I believe 99% of the current rush to gender transition and acceptance of “trans” identities is attributable to three particular factors—mental disorders, emotional disorders, and social-media-induced contagion. If it’s just a measly 20%, which is inconceivable to me, the professional and public responses to trans matters ought to be a lot different from what we’re seeing.
Finally, something I’m NOT deeply upset by
In order to get myself off that topic, I will share an unprecedented (that is, in this weekly Tuesday Topics series) item: a non-discouraging visit to a new church. I visited a church in town where I’ve never darkened the doors before. The preacher spoke of a topic on which I have a relatively developed opinion, and he assumed different things, and he was still easy to listen to. The congregational ethos was fine, and I saw a couple of people I know from other areas of life, and that was pleasant. Overall, I felt rather positive about the visit. Today I had a text reach from an acquaintance who is a member there. Could it be that this church could be a temporary home until I can be extracted from here?
“Church” is of course also a topic, and it should definitely be a Tuesday one, not to mention all the other days of the week!

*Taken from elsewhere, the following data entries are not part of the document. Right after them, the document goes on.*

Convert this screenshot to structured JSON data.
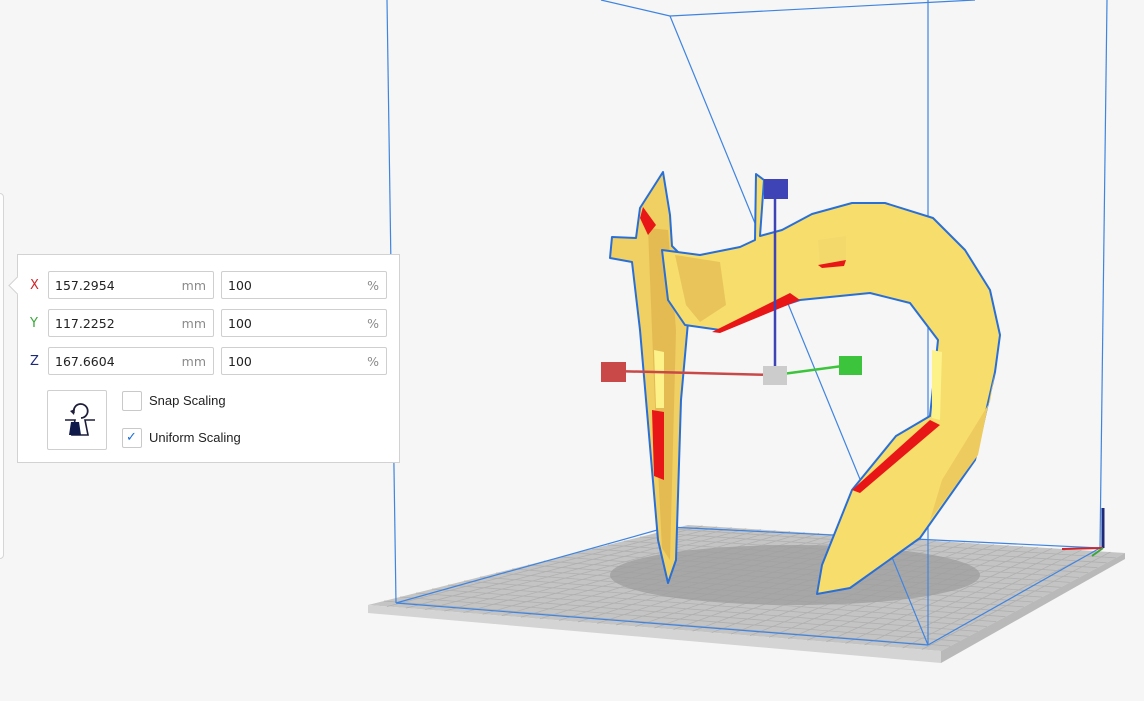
{
  "scale_panel": {
    "rows": [
      {
        "axis": "X",
        "axis_color": "#d0262a",
        "size_value": "157.2954",
        "size_unit": "mm",
        "percent_value": "100",
        "percent_unit": "%"
      },
      {
        "axis": "Y",
        "axis_color": "#3aa63a",
        "size_value": "117.2252",
        "size_unit": "mm",
        "percent_value": "100",
        "percent_unit": "%"
      },
      {
        "axis": "Z",
        "axis_color": "#1d2a7a",
        "size_value": "167.6604",
        "size_unit": "mm",
        "percent_value": "100",
        "percent_unit": "%"
      }
    ],
    "reset_icon": "reset-scale-icon",
    "snap_scaling": {
      "label": "Snap Scaling",
      "checked": false
    },
    "uniform_scaling": {
      "label": "Uniform Scaling",
      "checked": true
    }
  },
  "colors": {
    "background": "#f6f6f6",
    "build_volume_edge": "#3f84e0",
    "model_yellow": "#f7dd6c",
    "overhang_red": "#e81616",
    "handle_x": "#c94848",
    "handle_y": "#3cc43c",
    "handle_z": "#3e43b5",
    "handle_center": "#cccccc"
  }
}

¹ It’s not just California, although I rather feel that the West Coast is a particularly negative factor in morality, unless one just stays home and enjoys the topography and the climate out there. Living in Kansas has affected me in some ways, too. Living in other places—say, New Jersey, Texas, Minnesota, a state not to be named at this moment in time—all these could affect a person before he knows it, and more deeply than he knows it. It’s not just states, of course. Living in a college campus bubble can be quite the factor, too. We ought to realize these things about ourselves.